Suppose someone does a series of experiments, dropping various objects various distances, and carefully measures the time they take to fall. Those resuts could be published as tables which might then be useful for various purposesWe can predict that an object I drop tomorrow will fall to the ground. That's not science. The science was all the observation and testing that went into allowing us to predict gravity.
That would be an example of scientific knowledge - careful measurment use to produce a systematic body of knowledge - which was not about the discovery or explanation of a causal process.
Knowing that it will get cold in winter isn't scientific knowledge, but careful measurement might produce more precise and systematic knowledge, such that - for instance - the likelihood of the temperature in any given day in some particular summer month failing to exceed 20 degrees is such-and-such. That scienitifc knowledge might then be useful for, say, horticulturalists even though it does not identify or explain any causal process that governs temperatures, nor enable the top temperature on any particular summer day to be forecast.
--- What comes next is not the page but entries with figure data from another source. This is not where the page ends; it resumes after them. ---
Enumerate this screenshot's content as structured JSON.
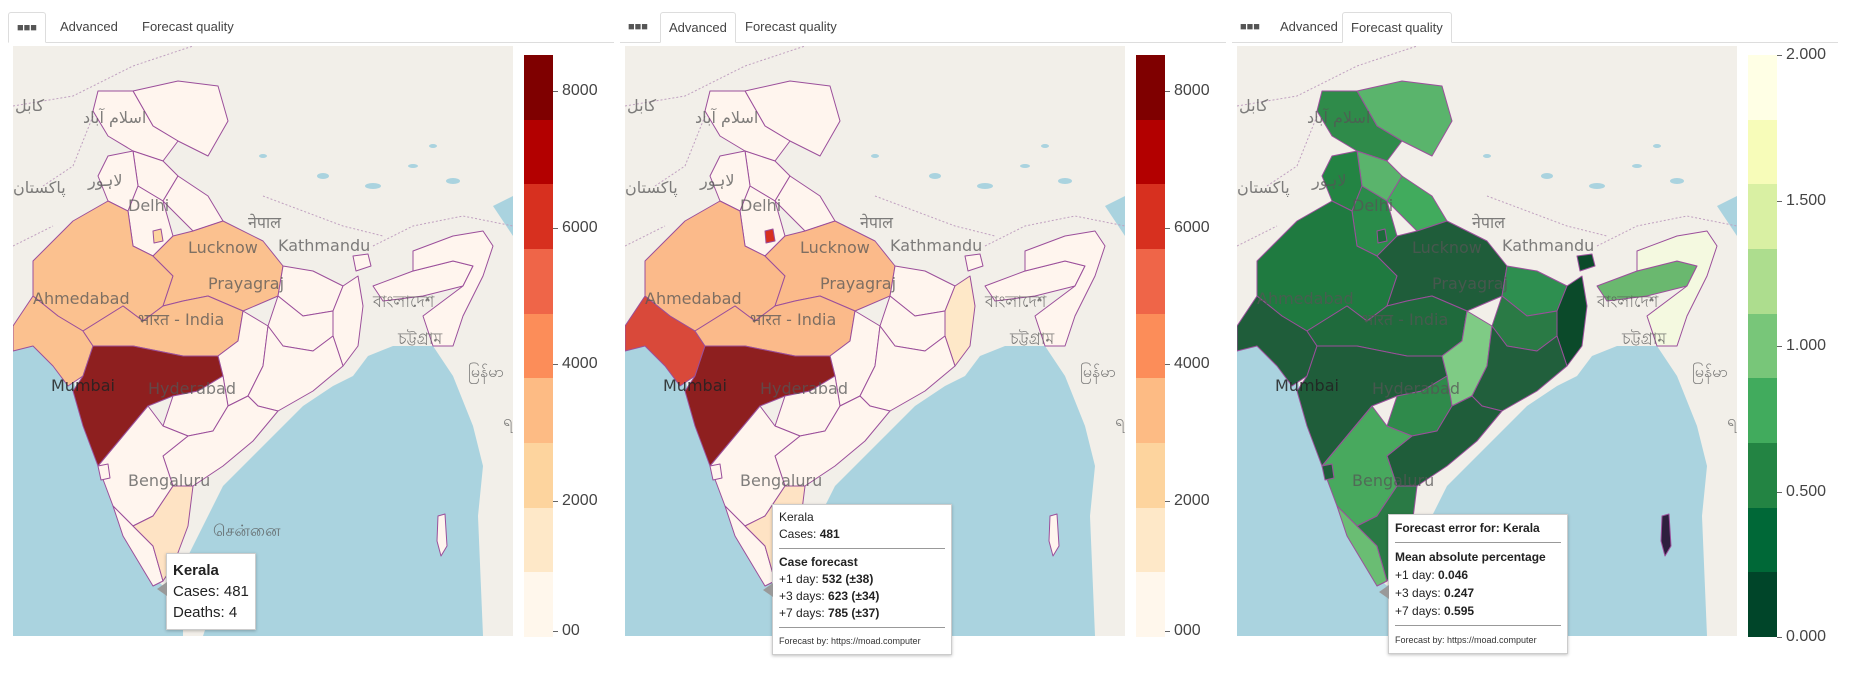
{
  "tabs": {
    "icon_label": "■■■",
    "advanced": "Advanced",
    "forecast_quality": "Forecast quality"
  },
  "map_labels": {
    "kabul": "کابل",
    "islamabad": "اسلام آباد",
    "lahore": "لاہور",
    "pakistan": "پاکستان",
    "delhi": "Delhi",
    "nepal": "नेपाल",
    "lucknow": "Lucknow",
    "kathmandu": "Kathmandu",
    "prayagraj": "Prayagraj",
    "ahmedabad": "Ahmedabad",
    "bharat": "भारत - India",
    "bangladesh": "বাংলাদেশ",
    "chattogram": "চট্টগ্রাম",
    "mumbai": "Mumbai",
    "hyderabad": "Hyderabad",
    "myanmar": "မြန်မာ",
    "bengaluru": "Bengaluru",
    "chennai": "சென்னை",
    "yangon": "ရန်ကုန်"
  },
  "colorbars": {
    "cases": {
      "ticks": [
        "8000",
        "6000",
        "4000",
        "2000",
        "00"
      ],
      "colors": [
        "#7f0000",
        "#b30000",
        "#d7301f",
        "#ef6548",
        "#fc8d59",
        "#fdbb84",
        "#fdd49e",
        "#fee8c8",
        "#fff7ec"
      ]
    },
    "cases2": {
      "ticks": [
        "8000",
        "6000",
        "4000",
        "2000",
        "000"
      ]
    },
    "error": {
      "ticks": [
        "2.000",
        "1.500",
        "1.000",
        "0.500",
        "0.000"
      ],
      "colors": [
        "#ffffe5",
        "#f7fcb9",
        "#d9f0a3",
        "#addd8e",
        "#78c679",
        "#41ab5d",
        "#238443",
        "#006837",
        "#004529"
      ]
    }
  },
  "tooltip_basic": {
    "title": "Kerala",
    "cases": "Cases: 481",
    "deaths": "Deaths: 4"
  },
  "tooltip_advanced": {
    "title": "Kerala",
    "cases_label": "Cases:",
    "cases_value": "481",
    "forecast_title": "Case forecast",
    "rows": [
      {
        "label": "+1 day:",
        "value": "532 (±38)"
      },
      {
        "label": "+3 days:",
        "value": "623 (±34)"
      },
      {
        "label": "+7 days:",
        "value": "785 (±37)"
      }
    ],
    "footer": "Forecast by: https://moad.computer"
  },
  "tooltip_quality": {
    "title": "Forecast error for: Kerala",
    "metric": "Mean absolute percentage",
    "rows": [
      {
        "label": "+1 day:",
        "value": "0.046"
      },
      {
        "label": "+3 days:",
        "value": "0.247"
      },
      {
        "label": "+7 days:",
        "value": "0.595"
      }
    ],
    "footer": "Forecast by: https://moad.computer"
  },
  "region_colors": {
    "p1": {
      "jk": "#fff5ee",
      "ladakh": "#fff5ee",
      "himachal": "#fff5ee",
      "punjab": "#fff5ee",
      "haryana": "#fff5ee",
      "delhi": "#fdd49e",
      "rajasthan": "#fbc18f",
      "up": "#fbc18f",
      "uttarakhand": "#fff5ee",
      "gujarat": "#fbc18f",
      "mp": "#fbc18f",
      "maharashtra": "#8e1f1f",
      "bihar": "#fff5ee",
      "jharkhand": "#fff5ee",
      "wb": "#fff5ee",
      "chhattisgarh": "#fff5ee",
      "odisha": "#fff5ee",
      "telangana": "#fff5ee",
      "ap": "#fff5ee",
      "karnataka": "#fff5ee",
      "kerala": "#fff5ee",
      "tn": "#fee3c4",
      "goa": "#fff5ee",
      "ne": "#fff5ee",
      "assam": "#fff5ee",
      "sikkim": "#fff5ee",
      "andaman": "#fff5ee"
    },
    "p2": {
      "jk": "#fff5ee",
      "ladakh": "#fff5ee",
      "himachal": "#fff5ee",
      "punjab": "#fff5ee",
      "haryana": "#fff5ee",
      "delhi": "#d7301f",
      "rajasthan": "#fbba8a",
      "up": "#fbba8a",
      "uttarakhand": "#fff5ee",
      "gujarat": "#d9493a",
      "mp": "#fbba8a",
      "maharashtra": "#8e1f1f",
      "bihar": "#fff5ee",
      "jharkhand": "#fff5ee",
      "wb": "#fee8c8",
      "chhattisgarh": "#fff5ee",
      "odisha": "#fff5ee",
      "telangana": "#fff5ee",
      "ap": "#fff5ee",
      "karnataka": "#fff5ee",
      "kerala": "#fff5ee",
      "tn": "#fee3c4",
      "goa": "#fff5ee",
      "ne": "#fff5ee",
      "assam": "#fff5ee",
      "sikkim": "#fff5ee",
      "andaman": "#fff5ee"
    },
    "p3": {
      "jk": "#2f8b4a",
      "ladakh": "#5ab46c",
      "himachal": "#5ab46c",
      "punjab": "#238443",
      "haryana": "#2a8c4a",
      "delhi": "#1d6b3b",
      "rajasthan": "#1f7a40",
      "up": "#1f5d3a",
      "uttarakhand": "#41ab5d",
      "gujarat": "#1f5d3a",
      "mp": "#1f6a3c",
      "maharashtra": "#1f5d3a",
      "bihar": "#2e8f50",
      "jharkhand": "#2a7a45",
      "wb": "#0b4a2a",
      "chhattisgarh": "#7fcb85",
      "odisha": "#215f3c",
      "telangana": "#2f8a4b",
      "ap": "#1f5d3a",
      "karnataka": "#48a95e",
      "kerala": "#6abd73",
      "tn": "#2a7a45",
      "goa": "#1f5d3a",
      "ne": "#f4f9e0",
      "assam": "#6ab86f",
      "sikkim": "#0b4a2a",
      "andaman": "#2e1f3e"
    }
  }
}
Careful measurement, identifying which measurements can be reliablty extrapolated to future instances, and organisting such measurements systematically so that they are accessible and applicable knowledge - that is one of the things that science does, which distinguishes it from mere common sense observations such as "unsupported objects fall" or "winter is cold".
And to go back to the tangent that spawned this tangent: I don't think that the default gameworlds of fantasy RPGs assume anything about what the results of such careful measurements would be. They don't need to, as it's the nature of most fantasy RPGing that common sense tropes - "unsupported objects fall", "winter is cold", etc - are sufficient to permit players to sensibly declare actions for their PCs, and GMs to adjudicate the results of those action declarations.